Determinism when resolving atom alternative locations
Problem description:
In many mmCIF files, atoms exist equally in two locations, each with an occupancy of 0.5. For example, this screenshot from PDB ID 1adl:
Currently, when calling get_structure() with altloc=occupancy, there's some instability present in which altloc is chosen for a given residue in such situations. Sometimes the A conformation is chosen; sometimes the B conformation. From what I can tell, the lack of determinism may arise from the use of a set to store altlocs within the filter_highest_occupancy_altloc function here.
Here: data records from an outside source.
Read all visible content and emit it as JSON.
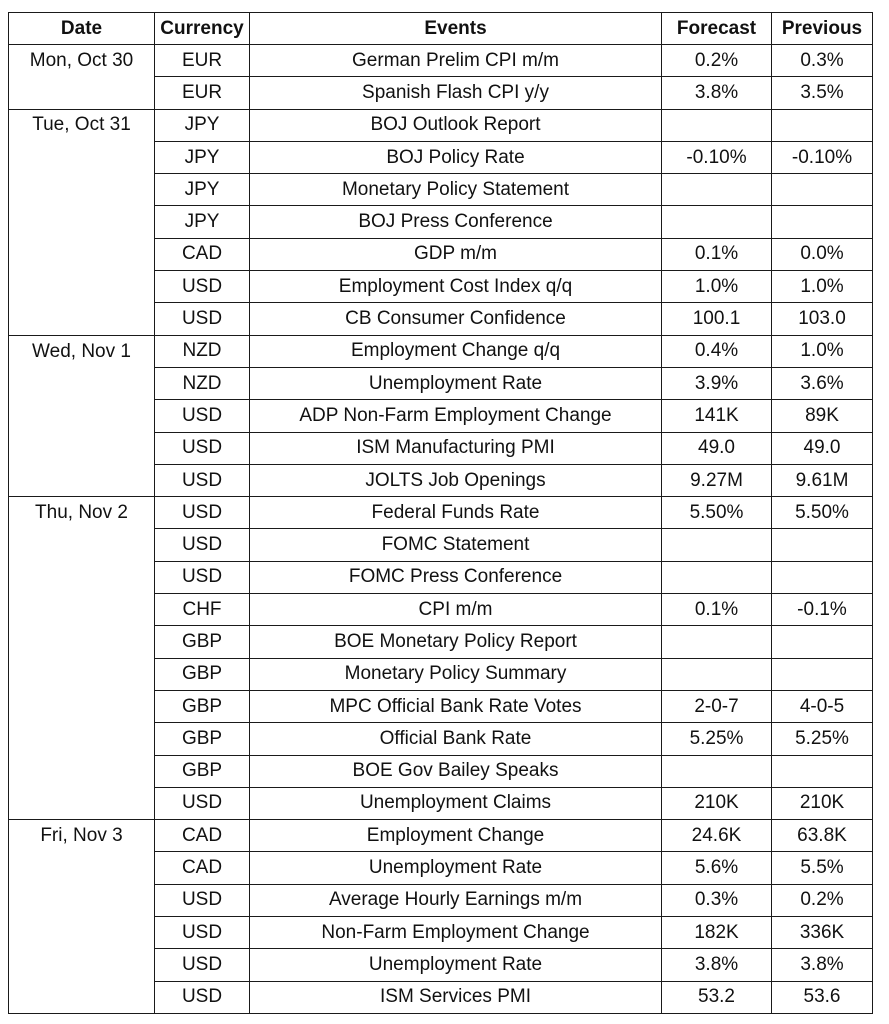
{
  "headers": {
    "date": "Date",
    "currency": "Currency",
    "events": "Events",
    "forecast": "Forecast",
    "previous": "Previous"
  },
  "rows": [
    {
      "date": "Mon, Oct 30",
      "currency": "EUR",
      "event": "German Prelim CPI m/m",
      "forecast": "0.2%",
      "previous": "0.3%"
    },
    {
      "date": "",
      "currency": "EUR",
      "event": "Spanish Flash CPI y/y",
      "forecast": "3.8%",
      "previous": "3.5%"
    },
    {
      "date": "Tue, Oct 31",
      "currency": "JPY",
      "event": "BOJ Outlook Report",
      "forecast": "",
      "previous": ""
    },
    {
      "date": "",
      "currency": "JPY",
      "event": "BOJ Policy Rate",
      "forecast": "-0.10%",
      "previous": "-0.10%"
    },
    {
      "date": "",
      "currency": "JPY",
      "event": "Monetary Policy Statement",
      "forecast": "",
      "previous": ""
    },
    {
      "date": "",
      "currency": "JPY",
      "event": "BOJ Press Conference",
      "forecast": "",
      "previous": ""
    },
    {
      "date": "",
      "currency": "CAD",
      "event": "GDP m/m",
      "forecast": "0.1%",
      "previous": "0.0%"
    },
    {
      "date": "",
      "currency": "USD",
      "event": "Employment Cost Index q/q",
      "forecast": "1.0%",
      "previous": "1.0%"
    },
    {
      "date": "",
      "currency": "USD",
      "event": "CB Consumer Confidence",
      "forecast": "100.1",
      "previous": "103.0"
    },
    {
      "date": "Wed, Nov 1",
      "currency": "NZD",
      "event": "Employment Change q/q",
      "forecast": "0.4%",
      "previous": "1.0%"
    },
    {
      "date": "",
      "currency": "NZD",
      "event": "Unemployment Rate",
      "forecast": "3.9%",
      "previous": "3.6%"
    },
    {
      "date": "",
      "currency": "USD",
      "event": "ADP Non-Farm Employment Change",
      "forecast": "141K",
      "previous": "89K"
    },
    {
      "date": "",
      "currency": "USD",
      "event": "ISM Manufacturing PMI",
      "forecast": "49.0",
      "previous": "49.0"
    },
    {
      "date": "",
      "currency": "USD",
      "event": "JOLTS Job Openings",
      "forecast": "9.27M",
      "previous": "9.61M"
    },
    {
      "date": "Thu, Nov 2",
      "currency": "USD",
      "event": "Federal Funds Rate",
      "forecast": "5.50%",
      "previous": "5.50%"
    },
    {
      "date": "",
      "currency": "USD",
      "event": "FOMC Statement",
      "forecast": "",
      "previous": ""
    },
    {
      "date": "",
      "currency": "USD",
      "event": "FOMC Press Conference",
      "forecast": "",
      "previous": ""
    },
    {
      "date": "",
      "currency": "CHF",
      "event": "CPI m/m",
      "forecast": "0.1%",
      "previous": "-0.1%"
    },
    {
      "date": "",
      "currency": "GBP",
      "event": "BOE Monetary Policy Report",
      "forecast": "",
      "previous": ""
    },
    {
      "date": "",
      "currency": "GBP",
      "event": "Monetary Policy Summary",
      "forecast": "",
      "previous": ""
    },
    {
      "date": "",
      "currency": "GBP",
      "event": "MPC Official Bank Rate Votes",
      "forecast": "2-0-7",
      "previous": "4-0-5"
    },
    {
      "date": "",
      "currency": "GBP",
      "event": "Official Bank Rate",
      "forecast": "5.25%",
      "previous": "5.25%"
    },
    {
      "date": "",
      "currency": "GBP",
      "event": "BOE Gov Bailey Speaks",
      "forecast": "",
      "previous": ""
    },
    {
      "date": "",
      "currency": "USD",
      "event": "Unemployment Claims",
      "forecast": "210K",
      "previous": "210K"
    },
    {
      "date": "Fri, Nov 3",
      "currency": "CAD",
      "event": "Employment Change",
      "forecast": "24.6K",
      "previous": "63.8K"
    },
    {
      "date": "",
      "currency": "CAD",
      "event": "Unemployment Rate",
      "forecast": "5.6%",
      "previous": "5.5%"
    },
    {
      "date": "",
      "currency": "USD",
      "event": "Average Hourly Earnings m/m",
      "forecast": "0.3%",
      "previous": "0.2%"
    },
    {
      "date": "",
      "currency": "USD",
      "event": "Non-Farm Employment Change",
      "forecast": "182K",
      "previous": "336K"
    },
    {
      "date": "",
      "currency": "USD",
      "event": "Unemployment Rate",
      "forecast": "3.8%",
      "previous": "3.8%"
    },
    {
      "date": "",
      "currency": "USD",
      "event": "ISM Services PMI",
      "forecast": "53.2",
      "previous": "53.6"
    }
  ]
}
Although either choice is theoretically correct, such instability makes results much more challenging to debug.
Proposed solution:
Change the implementation of filter_highest_occupancy_altloc to be deterministic when two altlocs have equal occupancy; e.g., use a sorted list() rather than a set. Given the length of typical altloc sets, there will be minimal to no performance impact.
Hi, thanks for pinpointing the problem. I think your analysis is correct. If I remember correctly, the set ensures that each altloc ID only appears once, but there is no reason to not enveloping the set with sorted().
Would you like to create a fix?
Hi,
Yes, we definitely need the set() since we're storing one altloc ID per atom, and thus have duplicates within a residue. Enveloping with sorted() should be a quick fix. I'll make a PR shortly! Thanks for your quick response!
Do you still plan to create a PR? Otherwise I would prepare the fix.